Does anyone have any experience with Demon axles?


----------



## J2!

Never heard of them. Is that the name of the company who makes them or a certain type or style of axle ??


----------



## rosenj87

i believe its the brand of axle. ATV Products |UTV parts |ATV parts


----------



## DangerRanger13

where would you even buy them at?


----------



## rosenj87

The company i purchased my lift from suggested them.


----------



## hursteric

What about these?? 2008 2009 2010 Kawasaki Brute Force 750i 4X4I Monster XP Rear CV Axle Pair Lift | eBay  has anyone ever used or head of these. Seems like a decent idea with the shaft being spring loaded. Im just curious of the longevity of the shaft.


----------



## J2!

No sir you don't wanna but anything from the cvman. Everyone I know that has bought something from him broke it on their first ride. Everything he sells is junk......


----------



## BigSac

Okay since were on the topic of axles; has anyone heard anything negative on Rhino axles from SuperAtv???


----------



## J2!

^^The Rhinos are decent axles for what they cost. Lots of info on this site about them. Just search Rhino axles and it will pull up lots of threads on them.


----------



## rosenj87

i just ordered two rhino for the front of my rzr.


----------



## hursteric

I also went with rhino. I will say once you get them check your boots before installing. I installed mine and noticed a small tear in the boot where the clamp is. I called super atv they had me ship it back to them and sent me a new one. It sucked because it was rite before Christmas and new years so it took a little wile to ship. But they were cool about the whole thing.

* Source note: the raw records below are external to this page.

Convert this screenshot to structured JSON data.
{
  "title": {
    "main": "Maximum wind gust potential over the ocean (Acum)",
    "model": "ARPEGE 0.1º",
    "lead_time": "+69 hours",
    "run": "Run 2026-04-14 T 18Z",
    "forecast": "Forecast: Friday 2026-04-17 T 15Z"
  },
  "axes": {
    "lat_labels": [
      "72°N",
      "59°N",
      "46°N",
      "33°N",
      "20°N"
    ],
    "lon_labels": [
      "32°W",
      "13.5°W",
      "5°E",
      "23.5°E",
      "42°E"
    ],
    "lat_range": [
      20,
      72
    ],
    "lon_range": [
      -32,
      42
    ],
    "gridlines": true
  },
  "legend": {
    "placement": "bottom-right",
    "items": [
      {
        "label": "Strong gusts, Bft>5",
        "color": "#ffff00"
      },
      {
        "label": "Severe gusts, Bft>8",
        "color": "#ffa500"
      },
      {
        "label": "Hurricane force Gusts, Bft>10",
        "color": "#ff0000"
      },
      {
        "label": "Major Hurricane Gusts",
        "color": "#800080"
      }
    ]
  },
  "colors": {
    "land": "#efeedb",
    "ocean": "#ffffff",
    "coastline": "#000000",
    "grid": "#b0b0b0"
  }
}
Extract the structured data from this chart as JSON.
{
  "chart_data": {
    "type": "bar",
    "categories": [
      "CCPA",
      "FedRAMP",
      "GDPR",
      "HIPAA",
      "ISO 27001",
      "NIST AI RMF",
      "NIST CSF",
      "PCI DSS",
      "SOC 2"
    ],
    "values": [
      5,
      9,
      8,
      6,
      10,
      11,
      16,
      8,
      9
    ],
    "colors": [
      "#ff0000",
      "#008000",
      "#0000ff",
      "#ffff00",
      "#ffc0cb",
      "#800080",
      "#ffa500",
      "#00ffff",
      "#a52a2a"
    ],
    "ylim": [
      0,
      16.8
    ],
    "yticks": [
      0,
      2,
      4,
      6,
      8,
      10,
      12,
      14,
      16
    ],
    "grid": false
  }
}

---------- Post added at 10:45 AM ---------- Previous post was at 10:44 AM ----------



J2! said:


> No sir you don't wanna but anything from the cvman. Everyone I know that has bought something from him broke it on their first ride. Everything he sells is junk......


Thanks for the info man!!


----------



## J2!

Yeah the rhinos are good axles but their boots are junk. Every time I install one now I just put new boots on it before I put it in. Gorillas are the same way.


----------